La mise en scène de Stéphan Allard est efficace et sans temps mort, dans les moments drôles comme dans ceux qui sont plus émouvants. On dénote toutefois une volonté de ne jamais aller approfondir les situations, qui restent trop souvent superficielles. Les scènes entre Sand et Chopin, notamment, sont trop brèves. On aurait aimé que plus de place soit laissée à leur intimité. Les comédiens sont, dans l’ensemble, à la hauteur de leurs illustres personnages.
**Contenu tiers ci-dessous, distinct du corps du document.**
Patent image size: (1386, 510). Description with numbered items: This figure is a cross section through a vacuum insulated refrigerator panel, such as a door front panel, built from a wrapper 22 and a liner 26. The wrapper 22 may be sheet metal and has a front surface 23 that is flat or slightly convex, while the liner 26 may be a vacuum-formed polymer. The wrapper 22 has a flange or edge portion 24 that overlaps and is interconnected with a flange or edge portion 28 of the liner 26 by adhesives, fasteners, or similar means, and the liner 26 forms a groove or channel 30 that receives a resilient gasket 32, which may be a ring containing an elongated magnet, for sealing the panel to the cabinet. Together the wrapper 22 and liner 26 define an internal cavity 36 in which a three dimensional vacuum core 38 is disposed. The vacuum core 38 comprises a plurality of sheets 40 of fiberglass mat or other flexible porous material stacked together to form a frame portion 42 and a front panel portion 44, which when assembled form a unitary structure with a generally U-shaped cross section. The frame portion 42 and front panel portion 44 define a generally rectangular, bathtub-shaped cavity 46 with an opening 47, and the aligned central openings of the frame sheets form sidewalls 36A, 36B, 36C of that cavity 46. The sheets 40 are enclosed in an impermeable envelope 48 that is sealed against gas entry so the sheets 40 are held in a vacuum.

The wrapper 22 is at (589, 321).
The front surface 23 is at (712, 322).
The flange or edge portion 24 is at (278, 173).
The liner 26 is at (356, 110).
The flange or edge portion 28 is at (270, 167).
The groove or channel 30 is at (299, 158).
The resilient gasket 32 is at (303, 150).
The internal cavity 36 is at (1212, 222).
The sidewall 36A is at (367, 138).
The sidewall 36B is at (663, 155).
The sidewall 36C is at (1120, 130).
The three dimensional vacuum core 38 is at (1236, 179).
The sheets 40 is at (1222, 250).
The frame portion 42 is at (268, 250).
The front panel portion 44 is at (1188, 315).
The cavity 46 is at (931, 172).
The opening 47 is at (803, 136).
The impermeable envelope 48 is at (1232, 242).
Myriam LeBlanc campe une Sand toute en finesse, aussi forte que douce, tout comme Maxim Gaudette avec son Chopin maladif et transi. Dans la peau de Musset, Luc Bourgeois en fait trop et on n’y croit tout simplement pas. Dans le rôle de la duchesse d’Antan, sotte et ingénue, Sonia Vachon trouve aisément sa place, on la sent par contre moins solide dans un registre plus dramatique, notamment à la fin, lorsque son personnage découvre la duperie dont elle est victime. Mais tout cela ne serait rien sans la merveilleuse musique de Chopin, qui meuble les moments charnières d’une pièce somme toute fort plaisante.

Impromptu

Scénario: Sarah Kernochan. Adaptation: Marie-Josée Bastien. Mise en scène: Stéphan Allard. Accessoires: Alain Jenkins. Costumes: Sébastien Dionne. Scénographie: Jean Bard. Éclairages: Martin Sirois. Maquillages: Florence Cornet. Musique: Philippe Roberge. Perruques: Rachel Tremblay. Avec Myriam LeBlanc, Maxim Gaudette, Émilie Bibeau, Luc Bourgeois, Pierre-François Legendre, Mathieu Lorain Dignard, David Savard et Sonia Vachon. Au Théâtre du Rideau vert jusqu’au 21 avril 2018.